Investment Options For Couples Before They Retire -Case Study

Fund-Matters | September 16, 2018 | Financial Planning, Income, Retirement Planning, Share Market, | 0 Comments

Consider a hypothetical person who is 51 years old and he along with his wife does not have any retirement plan to save for themselves after he retires. Their son has completed his college, and now they have diverted their focus on their own financial future. The husband and wife do not own a retirement plan of their own. However, they have three life insurance policies which are worth $60,000 approximately, and they can benefit from it widely. Now the question that arises is whether they should remove a part of that cash or all of it significantly to buy into ROTH IRA? What should be the right procedure to start saving for after retirement period?

The good part in the above situation is that their son has completed his college. The scenario above does not provide a lot of information on the people or their situation, but to start off their retirement plan and take the very first step, these three points can be of great help. Before we get down to those 3 points, it is essential to have a retirement plan for the future if you are uncertain of it.
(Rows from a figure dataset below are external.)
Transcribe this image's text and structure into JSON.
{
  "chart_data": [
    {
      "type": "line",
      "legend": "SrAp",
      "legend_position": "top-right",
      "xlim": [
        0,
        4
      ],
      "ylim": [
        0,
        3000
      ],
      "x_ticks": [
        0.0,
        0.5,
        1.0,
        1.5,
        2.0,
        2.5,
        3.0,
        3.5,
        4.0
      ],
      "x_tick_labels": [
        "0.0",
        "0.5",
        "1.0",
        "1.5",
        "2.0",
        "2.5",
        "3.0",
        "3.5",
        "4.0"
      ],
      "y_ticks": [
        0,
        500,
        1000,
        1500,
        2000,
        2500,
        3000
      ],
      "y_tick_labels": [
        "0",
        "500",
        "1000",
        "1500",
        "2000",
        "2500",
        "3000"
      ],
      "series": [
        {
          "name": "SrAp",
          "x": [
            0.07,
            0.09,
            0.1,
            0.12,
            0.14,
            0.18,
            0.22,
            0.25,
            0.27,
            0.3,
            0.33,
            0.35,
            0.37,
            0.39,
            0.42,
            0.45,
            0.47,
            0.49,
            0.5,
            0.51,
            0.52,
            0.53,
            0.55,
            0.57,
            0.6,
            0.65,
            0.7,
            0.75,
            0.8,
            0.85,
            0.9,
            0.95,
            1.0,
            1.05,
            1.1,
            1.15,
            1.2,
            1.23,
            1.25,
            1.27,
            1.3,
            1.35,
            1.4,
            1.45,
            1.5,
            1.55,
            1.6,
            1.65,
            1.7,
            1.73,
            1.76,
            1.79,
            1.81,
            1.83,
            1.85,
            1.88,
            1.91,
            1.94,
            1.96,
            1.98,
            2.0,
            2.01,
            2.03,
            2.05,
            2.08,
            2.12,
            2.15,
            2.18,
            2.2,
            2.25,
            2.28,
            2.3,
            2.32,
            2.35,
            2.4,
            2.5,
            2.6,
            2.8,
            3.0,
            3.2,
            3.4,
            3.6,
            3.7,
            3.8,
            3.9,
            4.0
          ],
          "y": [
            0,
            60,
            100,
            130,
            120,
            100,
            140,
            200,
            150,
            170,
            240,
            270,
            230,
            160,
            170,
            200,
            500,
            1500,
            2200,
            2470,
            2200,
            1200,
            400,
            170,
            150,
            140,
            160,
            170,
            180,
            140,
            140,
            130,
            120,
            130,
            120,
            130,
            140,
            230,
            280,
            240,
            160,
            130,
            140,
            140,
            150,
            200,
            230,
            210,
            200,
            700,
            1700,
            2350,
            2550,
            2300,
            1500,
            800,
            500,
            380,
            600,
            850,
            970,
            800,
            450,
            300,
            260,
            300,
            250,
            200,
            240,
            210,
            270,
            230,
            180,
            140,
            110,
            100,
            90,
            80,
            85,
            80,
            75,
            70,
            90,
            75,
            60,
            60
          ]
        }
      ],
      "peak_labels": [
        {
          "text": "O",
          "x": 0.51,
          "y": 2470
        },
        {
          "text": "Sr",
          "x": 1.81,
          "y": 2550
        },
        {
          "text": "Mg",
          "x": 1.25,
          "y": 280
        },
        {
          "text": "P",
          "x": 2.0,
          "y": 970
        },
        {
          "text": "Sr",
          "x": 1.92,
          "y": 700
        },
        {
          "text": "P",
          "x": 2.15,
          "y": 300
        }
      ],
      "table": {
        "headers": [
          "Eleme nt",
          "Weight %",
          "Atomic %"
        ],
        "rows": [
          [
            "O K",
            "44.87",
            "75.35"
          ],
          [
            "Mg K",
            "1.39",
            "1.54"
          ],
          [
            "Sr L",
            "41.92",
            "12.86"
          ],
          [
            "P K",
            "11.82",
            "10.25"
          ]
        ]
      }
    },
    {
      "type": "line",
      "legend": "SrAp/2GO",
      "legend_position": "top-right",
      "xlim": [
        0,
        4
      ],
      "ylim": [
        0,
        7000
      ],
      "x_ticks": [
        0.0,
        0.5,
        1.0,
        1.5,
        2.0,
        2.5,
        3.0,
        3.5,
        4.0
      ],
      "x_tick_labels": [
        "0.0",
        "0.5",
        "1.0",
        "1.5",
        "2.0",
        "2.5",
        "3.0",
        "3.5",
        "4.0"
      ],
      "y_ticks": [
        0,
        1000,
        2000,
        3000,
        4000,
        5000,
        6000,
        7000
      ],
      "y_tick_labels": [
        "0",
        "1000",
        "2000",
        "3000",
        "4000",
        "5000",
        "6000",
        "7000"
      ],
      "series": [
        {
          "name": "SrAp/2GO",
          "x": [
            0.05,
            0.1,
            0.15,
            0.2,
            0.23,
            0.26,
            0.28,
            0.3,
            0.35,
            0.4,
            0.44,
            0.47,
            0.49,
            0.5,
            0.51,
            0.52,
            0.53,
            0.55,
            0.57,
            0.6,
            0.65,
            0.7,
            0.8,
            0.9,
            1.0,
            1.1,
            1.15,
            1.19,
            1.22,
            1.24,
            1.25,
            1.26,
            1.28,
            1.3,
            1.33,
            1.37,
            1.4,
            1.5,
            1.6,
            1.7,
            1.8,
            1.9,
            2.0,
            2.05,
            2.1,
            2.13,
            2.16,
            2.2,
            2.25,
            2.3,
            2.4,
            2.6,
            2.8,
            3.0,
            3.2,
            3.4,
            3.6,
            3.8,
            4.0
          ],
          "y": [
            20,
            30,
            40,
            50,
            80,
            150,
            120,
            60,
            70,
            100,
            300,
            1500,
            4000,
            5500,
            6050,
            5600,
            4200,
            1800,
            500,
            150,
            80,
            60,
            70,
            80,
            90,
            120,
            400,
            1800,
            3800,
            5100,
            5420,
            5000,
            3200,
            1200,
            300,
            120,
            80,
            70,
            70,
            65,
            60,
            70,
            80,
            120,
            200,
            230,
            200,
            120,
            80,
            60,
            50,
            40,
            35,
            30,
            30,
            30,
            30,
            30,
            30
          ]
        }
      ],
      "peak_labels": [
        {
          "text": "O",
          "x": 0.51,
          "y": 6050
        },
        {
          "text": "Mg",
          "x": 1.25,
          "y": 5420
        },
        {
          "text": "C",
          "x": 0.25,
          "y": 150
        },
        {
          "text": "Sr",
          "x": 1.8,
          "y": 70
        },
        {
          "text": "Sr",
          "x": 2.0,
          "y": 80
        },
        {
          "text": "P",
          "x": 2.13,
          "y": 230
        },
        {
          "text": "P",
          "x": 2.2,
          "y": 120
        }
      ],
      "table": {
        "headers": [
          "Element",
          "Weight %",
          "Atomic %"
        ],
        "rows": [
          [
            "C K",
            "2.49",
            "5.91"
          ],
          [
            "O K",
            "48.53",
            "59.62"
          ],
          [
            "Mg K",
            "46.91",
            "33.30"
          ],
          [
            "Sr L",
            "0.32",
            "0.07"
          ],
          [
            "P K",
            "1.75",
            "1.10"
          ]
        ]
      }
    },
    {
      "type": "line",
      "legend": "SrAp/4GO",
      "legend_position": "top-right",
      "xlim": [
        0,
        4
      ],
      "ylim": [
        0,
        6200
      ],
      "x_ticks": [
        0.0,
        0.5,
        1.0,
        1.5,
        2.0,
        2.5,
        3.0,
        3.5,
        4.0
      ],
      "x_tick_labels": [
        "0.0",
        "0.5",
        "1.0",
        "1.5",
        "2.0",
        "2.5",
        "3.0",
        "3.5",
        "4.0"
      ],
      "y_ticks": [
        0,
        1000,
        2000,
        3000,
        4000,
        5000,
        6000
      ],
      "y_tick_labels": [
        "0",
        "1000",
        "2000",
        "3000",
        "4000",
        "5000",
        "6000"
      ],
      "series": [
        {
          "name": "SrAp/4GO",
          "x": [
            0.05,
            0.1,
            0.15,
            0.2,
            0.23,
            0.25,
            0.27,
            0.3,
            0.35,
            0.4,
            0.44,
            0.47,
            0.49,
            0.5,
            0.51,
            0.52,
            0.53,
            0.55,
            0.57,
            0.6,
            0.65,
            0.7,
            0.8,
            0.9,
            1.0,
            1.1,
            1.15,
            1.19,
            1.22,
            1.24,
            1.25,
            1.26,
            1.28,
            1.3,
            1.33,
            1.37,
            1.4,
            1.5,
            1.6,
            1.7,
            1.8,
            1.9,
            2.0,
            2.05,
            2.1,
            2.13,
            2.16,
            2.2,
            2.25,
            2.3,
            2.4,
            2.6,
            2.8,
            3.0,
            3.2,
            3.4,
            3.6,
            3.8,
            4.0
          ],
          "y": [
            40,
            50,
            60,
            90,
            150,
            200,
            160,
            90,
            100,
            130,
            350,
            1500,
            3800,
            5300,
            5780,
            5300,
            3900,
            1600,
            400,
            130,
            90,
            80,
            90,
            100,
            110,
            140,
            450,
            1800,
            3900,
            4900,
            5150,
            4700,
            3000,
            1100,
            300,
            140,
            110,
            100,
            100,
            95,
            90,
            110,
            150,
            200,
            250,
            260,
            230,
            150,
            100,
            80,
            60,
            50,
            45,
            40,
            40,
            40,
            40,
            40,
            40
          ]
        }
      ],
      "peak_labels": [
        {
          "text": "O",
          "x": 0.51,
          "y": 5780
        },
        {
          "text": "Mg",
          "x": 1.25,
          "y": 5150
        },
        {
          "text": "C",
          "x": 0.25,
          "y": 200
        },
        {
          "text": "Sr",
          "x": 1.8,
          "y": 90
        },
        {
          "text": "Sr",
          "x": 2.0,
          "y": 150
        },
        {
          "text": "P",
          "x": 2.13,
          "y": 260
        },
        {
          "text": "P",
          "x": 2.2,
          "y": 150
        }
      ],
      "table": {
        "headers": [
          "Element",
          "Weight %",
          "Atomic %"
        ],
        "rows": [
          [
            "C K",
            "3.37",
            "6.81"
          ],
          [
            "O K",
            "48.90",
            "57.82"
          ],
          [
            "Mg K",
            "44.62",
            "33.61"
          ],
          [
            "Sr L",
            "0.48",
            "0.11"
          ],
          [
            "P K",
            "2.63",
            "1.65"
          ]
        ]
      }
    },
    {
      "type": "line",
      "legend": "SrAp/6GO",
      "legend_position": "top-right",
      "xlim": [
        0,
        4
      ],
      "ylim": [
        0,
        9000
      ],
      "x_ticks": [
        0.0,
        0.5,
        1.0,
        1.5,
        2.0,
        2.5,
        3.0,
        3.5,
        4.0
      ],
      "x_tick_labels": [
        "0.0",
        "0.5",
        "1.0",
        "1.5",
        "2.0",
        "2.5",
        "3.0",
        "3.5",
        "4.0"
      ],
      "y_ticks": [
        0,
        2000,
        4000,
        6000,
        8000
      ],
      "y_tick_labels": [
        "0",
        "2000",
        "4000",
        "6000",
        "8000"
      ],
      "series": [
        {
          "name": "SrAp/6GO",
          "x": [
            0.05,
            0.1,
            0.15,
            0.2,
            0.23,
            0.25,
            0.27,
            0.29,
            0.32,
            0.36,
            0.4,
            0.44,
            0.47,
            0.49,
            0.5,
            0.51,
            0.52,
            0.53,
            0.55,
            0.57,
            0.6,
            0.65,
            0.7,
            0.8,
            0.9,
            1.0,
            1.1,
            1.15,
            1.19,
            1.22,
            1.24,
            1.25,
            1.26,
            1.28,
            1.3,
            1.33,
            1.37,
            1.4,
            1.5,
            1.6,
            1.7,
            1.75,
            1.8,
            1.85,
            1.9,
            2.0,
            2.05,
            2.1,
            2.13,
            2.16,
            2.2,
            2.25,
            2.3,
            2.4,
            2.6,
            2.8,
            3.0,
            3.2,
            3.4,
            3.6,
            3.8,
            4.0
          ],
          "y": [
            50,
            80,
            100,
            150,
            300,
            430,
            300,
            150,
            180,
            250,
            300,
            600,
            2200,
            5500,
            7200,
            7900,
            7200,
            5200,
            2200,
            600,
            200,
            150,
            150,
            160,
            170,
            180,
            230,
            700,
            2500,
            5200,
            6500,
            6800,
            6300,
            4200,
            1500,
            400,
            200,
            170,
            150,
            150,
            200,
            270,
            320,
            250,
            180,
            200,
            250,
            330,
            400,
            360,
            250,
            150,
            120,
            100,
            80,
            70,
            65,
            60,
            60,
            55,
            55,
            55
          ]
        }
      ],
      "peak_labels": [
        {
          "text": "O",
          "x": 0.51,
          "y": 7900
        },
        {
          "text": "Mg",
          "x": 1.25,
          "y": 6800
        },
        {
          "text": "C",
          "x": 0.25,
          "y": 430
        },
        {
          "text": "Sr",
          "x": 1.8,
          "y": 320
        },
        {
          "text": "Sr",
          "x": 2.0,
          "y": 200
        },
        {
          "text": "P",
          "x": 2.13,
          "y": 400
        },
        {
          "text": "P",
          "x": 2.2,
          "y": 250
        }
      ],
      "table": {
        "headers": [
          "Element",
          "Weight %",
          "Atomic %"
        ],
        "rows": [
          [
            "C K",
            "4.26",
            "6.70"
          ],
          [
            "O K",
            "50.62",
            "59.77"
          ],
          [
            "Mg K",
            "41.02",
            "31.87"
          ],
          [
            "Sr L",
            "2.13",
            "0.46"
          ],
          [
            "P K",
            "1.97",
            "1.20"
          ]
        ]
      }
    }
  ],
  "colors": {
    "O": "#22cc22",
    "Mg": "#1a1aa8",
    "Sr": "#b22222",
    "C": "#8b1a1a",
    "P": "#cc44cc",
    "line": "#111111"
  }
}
  1. First, you need to establish and plan the amount of income that you must have in retirement. It is essential that you know. You can set up the right amount by a certain fraction of the entire budget that you have set. Doing this will lead you to the solutions of four problems:
    1.  How much amount you need to accumulate?
    2.  The rate at which you need to withdraw
    3.  When and
    4.  How long it will live?
  2.  You need to be clear on your budget, the limitations that are set and what other goals do you require to be fulfilled. The set budget will help you in maintaining and stabilizing your lifestyle. It will allow you to cast protection in case of an unexpected event or an incident. You need to consider if you have reliable or essential protection in case of premature death, any physical disability or extreme medical expenses. You must also consider if you have an emergency fund. Also keep in mind the other activities that might require saving like, traveling or buying another house or any other property.
  3. After retirement plan, you must consider where to fund for you so that it is efficient and offers you back what you expect. You need to see if you have an employer plan and if they match a percentage. This not only an efficient method but is also way faster to give a boost to the retirement savings. If you are going for mutual funds, even there are also various options to consider. Analyze the pros and cons of each of them and choose wisely.

 

To get what you need out of this deal, you might even consider working with a financial advisor. We wish you flourishing investments!